Over at the Global Institute for Water Security (GIWS), researchers are developing the crucial modelling tools, techniques and policies to sustainably manage the world’s freshwater resources in an era of unprecedented climate change.
Newly-recruited NASA Jet Propulsion Laboratory senior water scientist Jay Famiglietti will work as the Canada 150 Research Chair in Hydrology and Remote Sensing, tracking how freshwater availability is changing around the world using next-generation computer models.
It’s exciting work that will have an “impact around the world”, according to USask Vice-President of Research, Karen Chad.
“With a warming climate, changing extremes of flooding and drought and increased food production demands, the world’s freshwater resources are under unprecedented levels of stress,” says Famiglietti.
“Without technological advances and new approaches to water management, I see a future in which we will be very challenged to produce the food that we need for this growing world population. I am excited to be joining the outstanding team at the U of S, which is helping to address this critically important global challenge.”
USask students in the combined arts and science bachelor’s programs will be among the biggest benefactors from the arrival of these world-class scientists and researchers to their campus.
For these programs, the Canadian public research university offers these options as majors: environment and society, health studies and interactive systems design. Their unique, modern and interdisciplinary features are noteworthy.

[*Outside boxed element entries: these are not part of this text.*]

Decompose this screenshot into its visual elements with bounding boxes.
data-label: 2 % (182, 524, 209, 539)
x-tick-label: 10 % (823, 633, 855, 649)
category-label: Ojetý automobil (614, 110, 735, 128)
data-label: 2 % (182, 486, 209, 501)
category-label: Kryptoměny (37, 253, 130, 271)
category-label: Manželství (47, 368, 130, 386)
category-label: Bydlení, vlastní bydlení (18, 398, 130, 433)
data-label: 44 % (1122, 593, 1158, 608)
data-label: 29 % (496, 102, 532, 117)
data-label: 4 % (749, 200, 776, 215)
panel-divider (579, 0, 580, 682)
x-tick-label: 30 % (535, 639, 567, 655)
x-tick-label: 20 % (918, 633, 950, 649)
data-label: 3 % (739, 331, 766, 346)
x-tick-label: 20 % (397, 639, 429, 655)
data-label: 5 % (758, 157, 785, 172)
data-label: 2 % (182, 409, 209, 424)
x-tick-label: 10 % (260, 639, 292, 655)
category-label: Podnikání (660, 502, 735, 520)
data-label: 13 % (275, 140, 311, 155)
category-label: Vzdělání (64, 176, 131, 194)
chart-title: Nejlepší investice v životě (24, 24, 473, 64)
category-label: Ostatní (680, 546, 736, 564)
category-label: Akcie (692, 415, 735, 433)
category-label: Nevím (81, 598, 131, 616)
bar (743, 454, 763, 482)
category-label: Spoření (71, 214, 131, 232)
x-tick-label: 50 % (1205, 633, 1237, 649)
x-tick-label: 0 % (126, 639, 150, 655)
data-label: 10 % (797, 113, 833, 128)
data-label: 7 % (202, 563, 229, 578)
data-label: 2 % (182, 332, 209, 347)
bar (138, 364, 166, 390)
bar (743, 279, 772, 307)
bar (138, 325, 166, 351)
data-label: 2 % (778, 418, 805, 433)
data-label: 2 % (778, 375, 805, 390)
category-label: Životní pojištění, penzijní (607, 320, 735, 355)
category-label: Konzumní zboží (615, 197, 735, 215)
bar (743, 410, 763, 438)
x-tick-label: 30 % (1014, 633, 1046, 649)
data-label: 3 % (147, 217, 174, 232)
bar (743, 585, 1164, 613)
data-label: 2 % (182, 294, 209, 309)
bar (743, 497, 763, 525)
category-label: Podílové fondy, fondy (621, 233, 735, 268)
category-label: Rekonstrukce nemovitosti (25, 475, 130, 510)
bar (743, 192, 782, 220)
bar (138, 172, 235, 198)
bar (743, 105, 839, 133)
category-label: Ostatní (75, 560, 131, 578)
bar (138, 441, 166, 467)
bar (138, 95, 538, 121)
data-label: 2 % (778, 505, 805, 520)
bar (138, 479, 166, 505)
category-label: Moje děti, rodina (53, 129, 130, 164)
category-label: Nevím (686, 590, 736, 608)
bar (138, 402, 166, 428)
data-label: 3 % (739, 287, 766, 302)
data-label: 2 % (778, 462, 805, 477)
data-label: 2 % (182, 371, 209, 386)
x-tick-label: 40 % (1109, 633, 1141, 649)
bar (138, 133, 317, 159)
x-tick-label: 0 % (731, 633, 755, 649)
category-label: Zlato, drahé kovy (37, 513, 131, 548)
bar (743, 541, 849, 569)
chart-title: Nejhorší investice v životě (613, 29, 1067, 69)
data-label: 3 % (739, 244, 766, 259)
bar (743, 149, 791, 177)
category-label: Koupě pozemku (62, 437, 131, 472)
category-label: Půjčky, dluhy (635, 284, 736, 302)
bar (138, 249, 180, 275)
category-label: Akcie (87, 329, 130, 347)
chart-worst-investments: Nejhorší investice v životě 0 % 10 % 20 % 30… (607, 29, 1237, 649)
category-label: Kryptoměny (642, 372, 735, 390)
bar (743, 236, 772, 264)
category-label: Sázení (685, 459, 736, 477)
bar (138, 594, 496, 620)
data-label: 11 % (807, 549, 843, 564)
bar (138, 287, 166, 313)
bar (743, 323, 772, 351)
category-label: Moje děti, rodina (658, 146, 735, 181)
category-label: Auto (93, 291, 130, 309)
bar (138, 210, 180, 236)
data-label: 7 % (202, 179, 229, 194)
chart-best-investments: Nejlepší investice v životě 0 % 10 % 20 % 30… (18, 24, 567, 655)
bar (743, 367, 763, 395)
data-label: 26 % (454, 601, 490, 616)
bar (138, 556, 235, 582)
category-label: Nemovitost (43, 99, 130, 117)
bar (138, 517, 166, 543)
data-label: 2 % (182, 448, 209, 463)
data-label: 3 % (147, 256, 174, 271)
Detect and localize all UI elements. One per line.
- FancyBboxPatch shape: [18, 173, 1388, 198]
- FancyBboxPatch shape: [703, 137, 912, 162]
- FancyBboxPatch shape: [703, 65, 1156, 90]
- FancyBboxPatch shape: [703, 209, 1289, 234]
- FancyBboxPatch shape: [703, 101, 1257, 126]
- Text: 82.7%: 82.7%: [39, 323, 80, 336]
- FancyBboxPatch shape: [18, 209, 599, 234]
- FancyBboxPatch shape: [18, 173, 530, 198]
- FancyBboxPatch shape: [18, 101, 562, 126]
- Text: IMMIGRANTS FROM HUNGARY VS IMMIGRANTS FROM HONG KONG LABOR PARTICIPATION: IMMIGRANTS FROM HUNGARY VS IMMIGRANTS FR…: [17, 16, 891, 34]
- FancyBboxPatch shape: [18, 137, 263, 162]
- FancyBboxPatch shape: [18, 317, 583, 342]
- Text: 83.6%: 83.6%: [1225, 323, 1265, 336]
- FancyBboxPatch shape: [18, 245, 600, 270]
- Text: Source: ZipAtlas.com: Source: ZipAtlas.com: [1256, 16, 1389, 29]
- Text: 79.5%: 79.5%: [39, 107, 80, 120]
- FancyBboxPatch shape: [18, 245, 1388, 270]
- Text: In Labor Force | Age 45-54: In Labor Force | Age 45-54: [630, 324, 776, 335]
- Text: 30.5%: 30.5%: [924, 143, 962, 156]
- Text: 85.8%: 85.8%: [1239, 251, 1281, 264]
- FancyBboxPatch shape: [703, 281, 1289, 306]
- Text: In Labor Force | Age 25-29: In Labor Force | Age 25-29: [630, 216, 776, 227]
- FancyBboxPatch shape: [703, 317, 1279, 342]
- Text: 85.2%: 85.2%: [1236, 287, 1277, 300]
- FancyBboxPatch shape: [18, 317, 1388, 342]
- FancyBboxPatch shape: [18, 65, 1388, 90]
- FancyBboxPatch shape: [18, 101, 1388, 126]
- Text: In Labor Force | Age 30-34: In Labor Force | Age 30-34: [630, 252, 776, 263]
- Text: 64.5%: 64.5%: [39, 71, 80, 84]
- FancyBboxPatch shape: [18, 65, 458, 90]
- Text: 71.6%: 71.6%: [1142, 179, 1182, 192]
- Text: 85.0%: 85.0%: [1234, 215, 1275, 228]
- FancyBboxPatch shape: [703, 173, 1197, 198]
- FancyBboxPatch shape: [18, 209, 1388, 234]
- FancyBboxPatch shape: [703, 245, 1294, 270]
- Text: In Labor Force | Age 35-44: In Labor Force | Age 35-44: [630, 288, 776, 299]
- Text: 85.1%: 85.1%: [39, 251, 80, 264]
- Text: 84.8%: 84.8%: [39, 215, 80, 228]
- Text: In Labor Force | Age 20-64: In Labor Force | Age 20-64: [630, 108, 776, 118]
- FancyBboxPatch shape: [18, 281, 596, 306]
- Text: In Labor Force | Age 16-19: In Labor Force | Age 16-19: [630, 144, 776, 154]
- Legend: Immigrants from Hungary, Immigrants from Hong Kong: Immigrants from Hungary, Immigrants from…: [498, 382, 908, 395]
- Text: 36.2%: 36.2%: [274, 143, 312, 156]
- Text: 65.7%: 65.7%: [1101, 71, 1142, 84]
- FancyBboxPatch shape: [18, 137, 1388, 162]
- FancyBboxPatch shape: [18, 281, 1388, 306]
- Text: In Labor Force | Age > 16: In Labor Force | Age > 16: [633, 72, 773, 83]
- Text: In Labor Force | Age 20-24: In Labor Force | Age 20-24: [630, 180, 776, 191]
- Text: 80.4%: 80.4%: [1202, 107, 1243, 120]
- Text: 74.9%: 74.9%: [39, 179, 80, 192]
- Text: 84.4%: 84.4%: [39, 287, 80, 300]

In the environment and society program, students are exposed a broad range of areas related to the environment. It takes the approach that preparing students for employment and further study related to the environment requires an understanding of environmental science, resource management, environmental philosophy, policy and environmental studies.
Health studies, on the other hand, is where students specialize in science, social sciences and the humanities/fine arts. Using an integrative perspective, students learn how the various aspects of health and wellness, including mental health, are understood within the context of interrelated systems such as the individual, society, culture and the environment.
The goal for the interactive systems design program is to produce graduates trained in every aspect of the design and development of interactive systems. Combining courses in art and art history, psychology and computer science, students develop knowledge and skills in several critical areas: principles of visual communication; critical approaches to visual systems; fundamentals of human perception, memory and cognition; and the principles of computation and programming needed to design, build and evaluate games and interactive systems.
The College of Arts and Science has a history illustrated with examples of award-winning breakthroughs arising from the union of several disciplines. From the work of cognitive scientist and philosopher Paul Thagard, to scientist and Ducks Unlimited Canada CEO Karla Guyn; the College’s Alumni of Influence demonstrate an impressive track record for producing graduates and research that matter.
College of Arts and Science Dean Peta Bonham-Smith describes it best: “Great discoveries occur when we connect old ideas together in ways no one else imagined.”